梨落被抱回落櫻軒被扔到了牀上,“我只是納個涼而已,你這是幹什麼?”他的吻帶着怒氣,帶着懲罰。“幹什麼?不明顯嗎?我也只是親你。”他脫了外衣,側臥着燭火映照下,他纔看見她的脣瓣微腫紅潤,她擰着眉看着他。
“這個我當然知道,可你……”她沒有好意思說,“嫌我親的不溫柔。他是怎麼親你的,你說說。看我能不能也那樣。”他眯眼淺笑。這樣的希澤有些讓人害怕。
“你……我……乏了!”她不知該然如何應對,只好翻身不離他,他從背後抱她,“我也乏了。”希澤沒有再說什麼,今晚的事又是一個意外。她在月光裡站在荷塘邊,他第一個念頭是她要跳下去,然後下一瞬他想起來不是,只是爲了他送給她的梨花簪。他爲什麼要親她爲什麼要那樣的親她,這一點上希澤自己不願去想。可有一點他在心裡不否認,他吻她有點隱。
夜裡,她睡着了,他卻沒有睡。他吻了吻她的眼角。吻了她流下的淚。她說自己他的心思,對他來說是個笑話。
關於梨落落水以及希澤親自抱着梨落回了落櫻軒又留宿在了那裡的消息,成了各宮妃子的談資,一時間連她冷清的落櫻軒都變得熱鬧起來。
某日,梨落正在剝蓮蓬時,被太后宮裡的人給宣了過去,她到了太后的宮裡都沒有想明白,這太后召見她幹什麼?從前她嫁希澤時,太后不喜歡她,她多少能感覺到一點。時隔這麼久她召見她,梨落不會以爲太后是寂寞無聊要找個人聊天,即使找人聊天也輪不到自己。
“太后萬福金安。”梨落俯身,“坐吧!”太后道,梨落順從的坐了一邊。眼前的太后一年多前的皇后,此刻顯得有些蒼老。不見初見她時的光彩。

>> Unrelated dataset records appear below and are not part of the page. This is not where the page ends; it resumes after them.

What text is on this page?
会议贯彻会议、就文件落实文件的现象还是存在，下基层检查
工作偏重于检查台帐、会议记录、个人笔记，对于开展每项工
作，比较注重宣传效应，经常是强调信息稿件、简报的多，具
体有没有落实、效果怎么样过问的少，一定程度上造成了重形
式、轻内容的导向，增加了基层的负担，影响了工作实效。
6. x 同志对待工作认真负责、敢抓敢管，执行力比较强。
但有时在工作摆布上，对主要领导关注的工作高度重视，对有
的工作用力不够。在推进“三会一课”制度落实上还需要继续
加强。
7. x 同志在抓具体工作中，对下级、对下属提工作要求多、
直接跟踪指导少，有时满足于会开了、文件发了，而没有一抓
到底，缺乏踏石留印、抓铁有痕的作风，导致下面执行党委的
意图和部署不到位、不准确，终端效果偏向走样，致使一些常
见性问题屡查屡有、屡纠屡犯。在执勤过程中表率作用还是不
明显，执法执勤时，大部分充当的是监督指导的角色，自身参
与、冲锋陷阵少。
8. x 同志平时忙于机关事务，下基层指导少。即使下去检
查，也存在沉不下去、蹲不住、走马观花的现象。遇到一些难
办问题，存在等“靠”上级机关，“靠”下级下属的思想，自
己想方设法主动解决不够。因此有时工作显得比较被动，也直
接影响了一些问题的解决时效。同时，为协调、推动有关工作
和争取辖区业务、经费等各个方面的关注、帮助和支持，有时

“讓哀家好好看看你。”這話梨落聽着覺得彆扭,感覺她們好像關係不錯似得還是很關愛的語氣。“你看。”梨落道,太后一笑,她才意識到方纔的話不妥。“你這丫頭,越看越覺得順眼。”太后道,梨落半天沒有說話,難道從前她看她都是不順眼的?她笑了笑沒有搭話。
“你也不必拘謹,眼下你是皇上面前的紅人,可惜!哀家不明白的是皇上怎麼不給你個位分呢?”太后語氣惋惜。梨落一想難道是真的關心自己不成?“謝太后關心,不過民女不是什麼皇上面前的紅人,一點也不紅。再說也不是什麼美人,皇上怎會給什麼位分,現在這樣挺好。”梨落道。
“呵呵!謙虛了。你在皇上寢宮住了那麼久,這可是其他妃子都沒有過的。你對祁淵有意這事兒,哀家是過來人能看得出來,哀家那孩兒對你也是。可惜了!”梨落不知道太后跟她說這個是想表達什麼。這宮裡頭人聊天都這麼費勁。
“緣分使然。”她斟酌着說了四個字。“你若想也不是沒有可能,不要放棄。皇上對你有虧,你做什麼他都會原諒。所以祁淵你要幫他,這樣你們才能在一起。”梨落環顧了一下四周,果然沒有人。即便是太后她這話也該說。意思她算是明白了。